The arresting officer testified that, when he had arrived at the scene, he had observed damaged trees and a red vehicle which had body damage. When he proceeded to the driver's side of the vehicle, he observed a black male in the driver's seat and defendant, a white male, in the passenger's seat. He also testified that "based upon information I could gather, I determined that the operator was the person in the passenger seat prior to the accident." On cross-examination, upon the application of defendant's trial attorney, the officer's case narrative report was admitted into evidence. This report contained a summary of the black male's statement that defendant "had been operating the vehicle before they switched seats because it was evident that [defendant] was too drunk to drive." The People rested, and defendant called no witnesses in his defense. Defendant was subsequently convicted of both charges.

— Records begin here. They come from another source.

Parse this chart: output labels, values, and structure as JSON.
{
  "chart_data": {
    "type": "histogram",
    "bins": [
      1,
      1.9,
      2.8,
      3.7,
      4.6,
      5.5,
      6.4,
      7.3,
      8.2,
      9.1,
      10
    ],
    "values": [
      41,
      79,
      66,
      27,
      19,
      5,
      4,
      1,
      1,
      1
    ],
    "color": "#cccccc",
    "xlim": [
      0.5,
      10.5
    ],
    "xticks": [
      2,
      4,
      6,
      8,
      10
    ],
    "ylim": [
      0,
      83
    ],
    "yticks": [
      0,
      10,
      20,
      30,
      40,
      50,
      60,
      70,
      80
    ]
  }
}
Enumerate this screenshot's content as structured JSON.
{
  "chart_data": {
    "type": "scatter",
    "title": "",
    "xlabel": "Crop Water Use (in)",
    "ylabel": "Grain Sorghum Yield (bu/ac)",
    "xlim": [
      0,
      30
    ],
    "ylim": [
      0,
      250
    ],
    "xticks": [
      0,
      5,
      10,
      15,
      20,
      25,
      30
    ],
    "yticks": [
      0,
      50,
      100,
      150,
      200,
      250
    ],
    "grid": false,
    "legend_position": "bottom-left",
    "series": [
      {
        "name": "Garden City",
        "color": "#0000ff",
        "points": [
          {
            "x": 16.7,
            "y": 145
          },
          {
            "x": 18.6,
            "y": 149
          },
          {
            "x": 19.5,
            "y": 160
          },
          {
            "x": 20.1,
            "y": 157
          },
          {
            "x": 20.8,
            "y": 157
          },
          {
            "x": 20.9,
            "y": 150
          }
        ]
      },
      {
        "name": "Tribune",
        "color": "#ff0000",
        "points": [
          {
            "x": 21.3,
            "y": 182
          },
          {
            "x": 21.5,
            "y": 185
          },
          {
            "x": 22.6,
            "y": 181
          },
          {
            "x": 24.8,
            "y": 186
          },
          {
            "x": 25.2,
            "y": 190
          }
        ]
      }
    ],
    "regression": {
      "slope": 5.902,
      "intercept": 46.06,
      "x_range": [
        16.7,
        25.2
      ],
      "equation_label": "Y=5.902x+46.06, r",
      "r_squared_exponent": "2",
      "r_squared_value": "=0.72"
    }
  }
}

Defendant's challenge to the legal sufficiency of the evidence is unpreserved for appellate review (see CPL 470.05 [2]; People v Hawkins, 11 NY3d 484, 491-492 [2008]; People v Hines, 97 NY2d 56, 61 [2001]; People v Gray, 86 NY2d 10 [1995]). In any event, viewing the evidence in the light most favorable to the People (see People v Contes, 60 NY2d 620, 621 [1983]), we find that it was legally sufficient to establish defendant's guilt, beyond a reasonable doubt, of driving while intoxicated per se and driving while intoxicated. Moreover, in fulfilling this court's responsibility to conduct an independent review of the weight of the evidence (see CPL 470.15 [5]; People v Danielson, 9 NY3d 342, 348-349 [2007]), great deference should be accorded to the trier of fact's opportunity to view the witnesses, hear their testimony, observe their demeanor, and assess their credibility (see People v Lane, 7 NY3d 888, 890 [2006]; People v Bleakley, 69 NY2d 490, 495 [1987]). Upon a review of the record, we are satisfied that the verdicts convicting defendant of driving while intoxicated per se and driving while intoxicated were not against the weight of the evidence (see People v Romero, 7 NY3d 633, 643-646 [2006]).
Furthermore, we find that defendant's attorney provided meaningful representation in
accordance with the state standard (see NY Const, art I, § 6; People v
Ford, 86 NY2d 397 [1995]; People v Johnson, 71 AD3d 1048 [2010]) and that the
attorney's performance could not be characterized as either deficient or prejudicial
to defendant and, thus, was also in accordance with the federal standard (see US
Const Amend VI; Strickland v Washington, 466 US 688 [1984]).
Accordingly, the judgments of conviction are affirmed.
Nicolai, P.J., Iannacci and Tolbert, JJ., concur.